Ce nouveau parti s’inscrit dans le prolongement des idées et des convictions des mouvements Nahda et Islah que Djaballah avaient dirigés avant de se retirer sous la pression de mouvements de protestation internes. « Nous ne représentons un danger pour personne, ni pour les autres partis politiques, ni les institutions, ni l’ État », a estimé Djaballah à propos de son nouveau parti qui n’est pas encore agréé. Cette nouvelle formation politique, qui compte dans ses rangs des noms connus sur la scène politique, se fixe pour objectifs d’œuvrer pour que l’appareil d’État détienne la  pleine légitimité et de contribuer à construire une société fondée sur  la culture de la Choura (consultation) et des principes démocratiques. Le FJD entend plaider l’alternance  pacifique au pouvoir à travers des élections libres et honnêtes, et lutter contre les injustices à travers l’élimination de toutes les formes d’abus et de népotisme dans les administrations.
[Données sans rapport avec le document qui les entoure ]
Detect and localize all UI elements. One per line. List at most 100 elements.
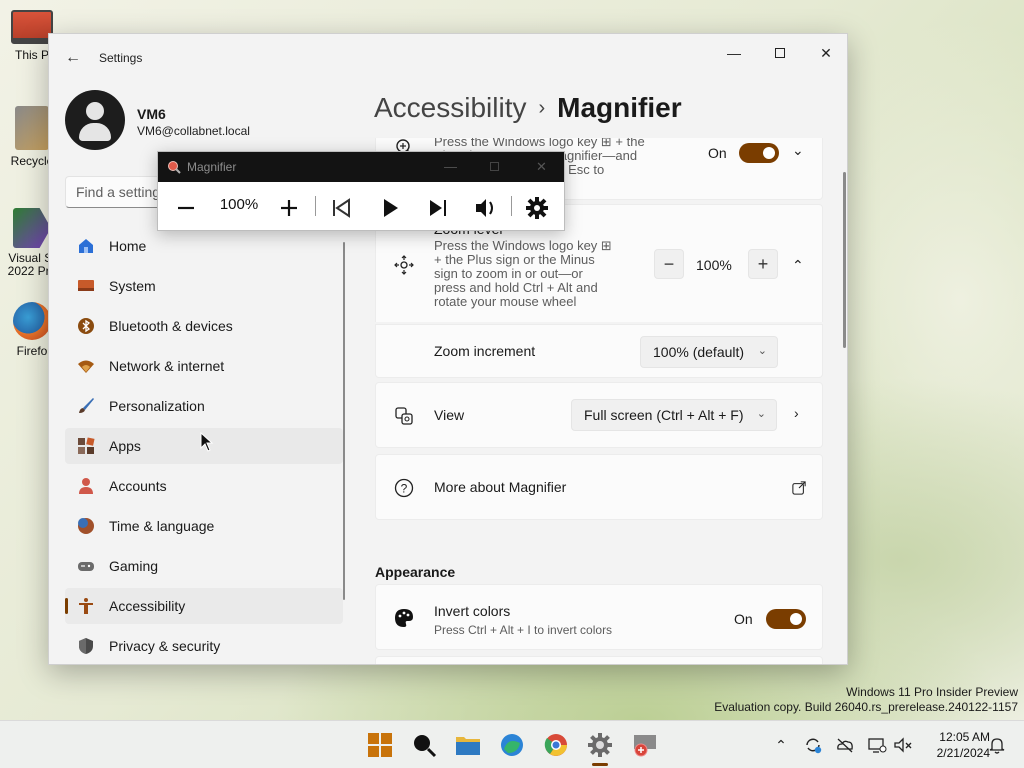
zoom-increment-title: Zoom increment [434, 343, 536, 359]
notification-bell-icon[interactable] [987, 735, 1007, 755]
more-about-magnifier-card[interactable]: ? More about Magnifier [375, 454, 823, 520]
play-button[interactable] [376, 194, 404, 222]
sidebar-item-gaming[interactable]: Gaming [65, 548, 343, 584]
firefox-icon [13, 302, 51, 340]
magnifier-close-button[interactable]: ✕ [536, 159, 547, 175]
content-scrollbar[interactable] [843, 172, 846, 348]
breadcrumb-parent[interactable]: Accessibility [374, 92, 526, 123]
sidebar-item-accessibility[interactable]: Accessibility [65, 588, 343, 624]
maximize-button[interactable] [757, 38, 803, 70]
sidebar-item-label: Network & internet [109, 358, 225, 374]
magnifier-taskbar-icon[interactable] [628, 729, 660, 761]
sidebar-item-label: Personalization [109, 398, 205, 414]
invert-colors-desc: Press Ctrl + Alt + I to invert colors [434, 623, 613, 637]
clock[interactable]: 12:05 AM 2/21/2024 [920, 729, 990, 761]
sidebar-scrollbar[interactable] [343, 242, 345, 600]
zoom-in-button[interactable] [275, 194, 303, 222]
onedrive-offline-icon[interactable] [835, 735, 855, 755]
zoom-level-value: 100% [696, 257, 732, 273]
chevron-down-icon: ⌄ [756, 408, 766, 420]
view-icon [395, 407, 413, 425]
mouse-cursor-icon [200, 432, 214, 452]
magnifier-title: Magnifier [187, 160, 237, 174]
close-button[interactable]: ✕ [803, 38, 847, 70]
next-setting-card [375, 656, 823, 664]
next-paragraph-button[interactable] [424, 194, 452, 222]
sidebar-item-label: Time & language [109, 518, 215, 534]
edge-icon[interactable] [496, 729, 528, 761]
accessibility-icon [79, 598, 93, 614]
network-icon [78, 360, 94, 373]
close-icon: ✕ [820, 45, 832, 61]
sidebar-item-network[interactable]: Network & internet [65, 348, 343, 384]
magnifier-app-icon [168, 161, 181, 174]
svg-text:?: ? [401, 482, 408, 496]
volume-muted-icon[interactable] [893, 735, 913, 755]
previous-paragraph-button[interactable] [327, 194, 355, 222]
sidebar-item-privacy[interactable]: Privacy & security [65, 628, 343, 664]
zoom-increment-card: Zoom increment 100% (default) ⌄ [375, 324, 823, 378]
apps-icon [78, 437, 95, 454]
maximize-icon [490, 162, 499, 171]
gaming-icon [78, 562, 94, 571]
active-app-indicator [592, 763, 608, 766]
sync-icon[interactable] [803, 735, 823, 755]
view-title: View [434, 407, 465, 423]
magnifier-maximize-button[interactable] [490, 159, 499, 174]
sidebar-item-system[interactable]: System [65, 268, 343, 304]
invert-colors-title: Invert colors [434, 603, 511, 619]
zoom-increment-dropdown[interactable]: 100% (default) ⌄ [640, 336, 778, 368]
magnifier-zoom-value: 100% [219, 196, 259, 213]
shield-icon [79, 638, 93, 654]
file-explorer-icon[interactable] [452, 729, 484, 761]
magnifier-settings-button[interactable] [523, 194, 551, 222]
user-profile[interactable]: VM6 VM6@collabnet.local [65, 90, 355, 152]
toolbar-divider [511, 196, 512, 216]
back-button[interactable]: ← [63, 48, 83, 68]
accounts-icon [79, 478, 93, 494]
zoom-in-button[interactable]: + [748, 249, 778, 279]
sidebar-item-home[interactable]: Home [65, 228, 343, 264]
skip-forward-icon [430, 200, 446, 216]
sidebar-item-personalization[interactable]: Personalization [65, 388, 343, 424]
sidebar-item-time-language[interactable]: Time & language [65, 508, 343, 544]
sidebar-item-accounts[interactable]: Accounts [65, 468, 343, 504]
start-icon[interactable] [364, 729, 396, 761]
chrome-icon[interactable] [540, 729, 572, 761]
view-card[interactable]: View Full screen (Ctrl + Alt + F) ⌄ › [375, 382, 823, 448]
invert-colors-toggle[interactable] [766, 609, 806, 629]
back-arrow-icon: ← [65, 49, 81, 66]
plus-icon [281, 200, 297, 216]
more-about-magnifier-title: More about Magnifier [434, 479, 567, 495]
taskbar: ⌃ 12:05 AM 2/21/2024 [0, 720, 1024, 768]
speaker-pointer-icon [476, 199, 493, 217]
read-from-here-button[interactable] [472, 194, 500, 222]
minimize-button[interactable]: — [711, 38, 757, 70]
bluetooth-icon [78, 318, 94, 334]
recycle-bin-icon [15, 106, 49, 150]
breadcrumb: Accessibility › Magnifier [374, 92, 682, 124]
gear-icon [526, 197, 548, 219]
chevron-right-icon[interactable]: › [794, 405, 799, 421]
external-link-icon[interactable] [792, 481, 806, 495]
palette-icon [395, 609, 413, 627]
magnifier-toggle[interactable] [739, 143, 779, 163]
show-hidden-icons-button[interactable]: ⌃ [771, 735, 791, 755]
chevron-down-icon[interactable]: ⌄ [792, 142, 804, 159]
zoom-out-button[interactable] [172, 194, 200, 222]
zoom-out-button[interactable]: − [654, 249, 684, 279]
magnifier-toggle-state: On [708, 145, 727, 161]
view-dropdown[interactable]: Full screen (Ctrl + Alt + F) ⌄ [571, 399, 777, 431]
search-icon[interactable] [408, 729, 440, 761]
settings-app-icon[interactable] [584, 729, 616, 761]
appearance-heading: Appearance [375, 564, 456, 580]
sidebar-item-label: Apps [109, 438, 141, 454]
sidebar-item-label: Privacy & security [109, 638, 221, 654]
toolbar-divider [315, 196, 316, 216]
chevron-up-icon[interactable]: ⌃ [792, 257, 804, 274]
magnifier-minimize-button[interactable]: — [444, 159, 457, 174]
minimize-icon: — [727, 45, 741, 61]
home-icon [79, 239, 93, 253]
network-status-icon[interactable] [867, 735, 887, 755]
sidebar-item-bluetooth[interactable]: Bluetooth & devices [65, 308, 343, 344]
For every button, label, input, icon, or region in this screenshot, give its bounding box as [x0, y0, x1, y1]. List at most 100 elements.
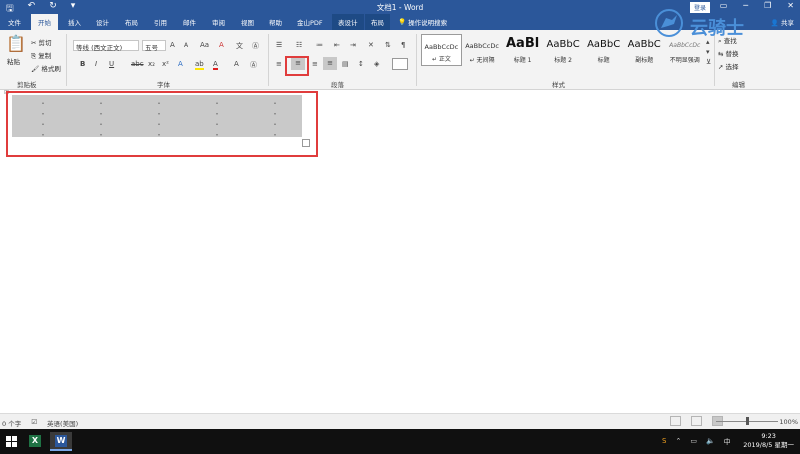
style-title[interactable]: AaBbC 标题 — [583, 34, 624, 66]
grow-font-icon[interactable]: A — [170, 41, 175, 49]
superscript-button[interactable]: x² — [162, 60, 169, 68]
search-label: 操作说明搜索 — [408, 19, 448, 27]
replace-icon: ⇆ — [718, 50, 724, 58]
tab-insert[interactable]: 插入 — [68, 17, 81, 27]
tab-references[interactable]: 引用 — [154, 17, 167, 27]
cut-label: 剪切 — [38, 39, 52, 47]
tab-layout[interactable]: 布局 — [125, 17, 138, 27]
subscript-button[interactable]: x₂ — [148, 60, 155, 68]
tab-view[interactable]: 视图 — [241, 17, 254, 27]
character-border-icon[interactable]: Ⓐ — [250, 60, 257, 70]
tab-file[interactable]: 文件 — [8, 17, 21, 27]
share-label: 共享 — [781, 19, 794, 27]
bold-button[interactable]: B — [80, 60, 85, 68]
tell-me-search[interactable]: 💡 操作说明搜索 — [398, 17, 447, 27]
status-left: 0 个字 ☑ 英语(美国) — [2, 418, 78, 428]
tab-review[interactable]: 审阅 — [212, 17, 225, 27]
knight-logo-icon — [655, 9, 683, 37]
system-clock[interactable]: 9:23 2019/8/5 星期一 — [743, 432, 794, 450]
taskbar-word[interactable]: W — [50, 432, 72, 451]
tab-mailings[interactable]: 邮件 — [183, 17, 196, 27]
phonetic-guide-icon[interactable]: 文 — [236, 41, 243, 51]
sogou-input-icon[interactable]: S — [662, 437, 666, 447]
format-painter-label: 格式刷 — [41, 65, 61, 73]
windows-start-icon[interactable] — [6, 436, 17, 447]
system-tray: S ⌃ ▭ 🔈 中 — [662, 437, 731, 447]
paste-label[interactable]: 粘贴 — [7, 56, 20, 66]
tab-design[interactable]: 设计 — [96, 17, 109, 27]
shading-icon[interactable]: ◈ — [374, 60, 379, 68]
styles-more-icon[interactable]: ⊻ — [706, 58, 711, 66]
character-shading-icon[interactable]: A — [234, 60, 239, 68]
numbering-icon[interactable]: ☷ — [296, 41, 302, 49]
paste-icon[interactable]: 📋 — [6, 34, 26, 53]
align-left-icon[interactable]: ≡ — [276, 60, 282, 68]
enclose-character-icon[interactable]: Ⓐ — [252, 41, 259, 51]
format-painter-button[interactable]: 🖌 格式刷 — [31, 63, 61, 73]
font-size-select[interactable]: 五号 — [142, 40, 166, 52]
bullets-icon[interactable]: ☰ — [276, 41, 282, 49]
highlight-rectangle — [285, 56, 309, 76]
tab-help[interactable]: 帮助 — [269, 17, 282, 27]
read-mode-icon[interactable] — [670, 416, 681, 426]
increase-indent-icon[interactable]: ⇥ — [350, 41, 356, 49]
print-layout-icon[interactable] — [691, 416, 702, 426]
table-cells[interactable] — [12, 95, 302, 137]
sort-icon[interactable]: ⇅ — [385, 41, 391, 49]
underline-button[interactable]: U — [109, 60, 114, 68]
clear-formatting-icon[interactable]: A — [219, 41, 224, 49]
text-effects-icon[interactable]: A — [178, 60, 183, 68]
style-normal[interactable]: AaBbCcDc ↵ 正文 — [421, 34, 462, 66]
style-sample: AaBbC — [587, 39, 621, 50]
proofing-icon[interactable]: ☑ — [31, 418, 37, 428]
style-heading-1[interactable]: AaBl 标题 1 — [502, 34, 543, 66]
tab-wps-pdf[interactable]: 金山PDF — [297, 17, 323, 27]
ime-icon[interactable]: 中 — [724, 437, 731, 447]
line-spacing-icon[interactable]: ↕ — [358, 60, 364, 68]
volume-icon[interactable]: 🔈 — [706, 437, 715, 447]
style-name: ↵ 正文 — [431, 56, 451, 63]
align-right-icon[interactable]: ≡ — [312, 60, 318, 68]
style-heading-2[interactable]: AaBbC 标题 2 — [543, 34, 584, 66]
show-hidden-icons[interactable]: ⌃ — [675, 437, 681, 447]
editing-group-label: 编辑 — [732, 81, 745, 89]
decrease-indent-icon[interactable]: ⇤ — [334, 41, 340, 49]
justify-icon[interactable]: ≡ — [323, 57, 337, 70]
styles-scroll-down-icon[interactable]: ▾ — [706, 48, 710, 56]
shrink-font-icon[interactable]: A — [184, 42, 188, 49]
highlight-color-icon[interactable]: ab — [195, 60, 204, 70]
language-indicator[interactable]: 英语(美国) — [47, 418, 78, 428]
italic-button[interactable]: I — [95, 60, 97, 68]
cut-button[interactable]: ✂ 剪切 — [31, 37, 52, 47]
document-canvas[interactable]: ⊞ — [0, 89, 800, 413]
clock-date: 2019/8/5 星期一 — [743, 441, 794, 449]
cursor-icon: ➚ — [718, 63, 724, 71]
tab-table-layout[interactable]: 布局 — [365, 14, 390, 30]
word-count[interactable]: 0 个字 — [2, 418, 21, 428]
zoom-level[interactable]: 100% — [779, 418, 798, 426]
replace-button[interactable]: ⇆ 替换 — [718, 48, 739, 58]
multilevel-list-icon[interactable]: ≔ — [316, 41, 323, 49]
network-icon[interactable]: ▭ — [690, 437, 697, 447]
show-marks-icon[interactable]: ¶ — [401, 41, 405, 49]
font-name-select[interactable]: 等线 (西文正文) — [73, 40, 139, 52]
strikethrough-button[interactable]: abc — [131, 60, 144, 68]
watermark-text: 云骑士 — [690, 18, 744, 39]
change-case-icon[interactable]: Aa — [200, 41, 209, 49]
close-button[interactable]: ✕ — [787, 1, 794, 10]
distributed-icon[interactable]: ▤ — [342, 60, 349, 68]
document-table[interactable] — [12, 95, 302, 137]
copy-button[interactable]: ⎘ 复制 — [31, 50, 51, 61]
font-color-icon[interactable]: A — [213, 60, 218, 70]
tab-home[interactable]: 开始 — [31, 14, 58, 30]
taskbar-excel[interactable]: X — [24, 432, 46, 451]
table-resize-handle[interactable] — [302, 139, 310, 147]
style-no-spacing[interactable]: AaBbCcDc ↵ 无间隔 — [462, 34, 503, 66]
tab-table-design[interactable]: 表设计 — [332, 14, 364, 30]
borders-icon[interactable] — [392, 58, 408, 70]
zoom-slider-knob[interactable] — [746, 417, 749, 425]
clipboard-group-label: 剪贴板 — [17, 81, 37, 89]
chinese-layout-icon[interactable]: ✕ — [368, 41, 374, 49]
select-button[interactable]: ➚ 选择 — [718, 61, 739, 71]
divider — [268, 34, 269, 86]
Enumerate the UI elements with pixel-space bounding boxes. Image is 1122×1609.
Dans une allocution lors de la réunion constitutive de ce parti, Djaballah a précisé que cette nouvelle formation politique représentait un « mouvement politique réformateur global ». Pour le président du nouveau parti, l’opposition demeure « l’un des meilleurs  instruments de consolidation et de développement de la politique de l’État ». Les fondateurs du FJD ont par ailleurs indiqué vouloir participer aux prochaines élections législatives prévues en septembre 2012. « Le parti ne gouvernera pas seul, même s’il gagne la majorité des sièges », a assuré samedi  Djaballah. Selon lui, dans la conjoncture politique actuelle, aucune formation politique n’est en mesure de diriger toute seule un pays comme l’Algérie qui a besoin de consensus sur les grandes questions politiques, sociales et économiques.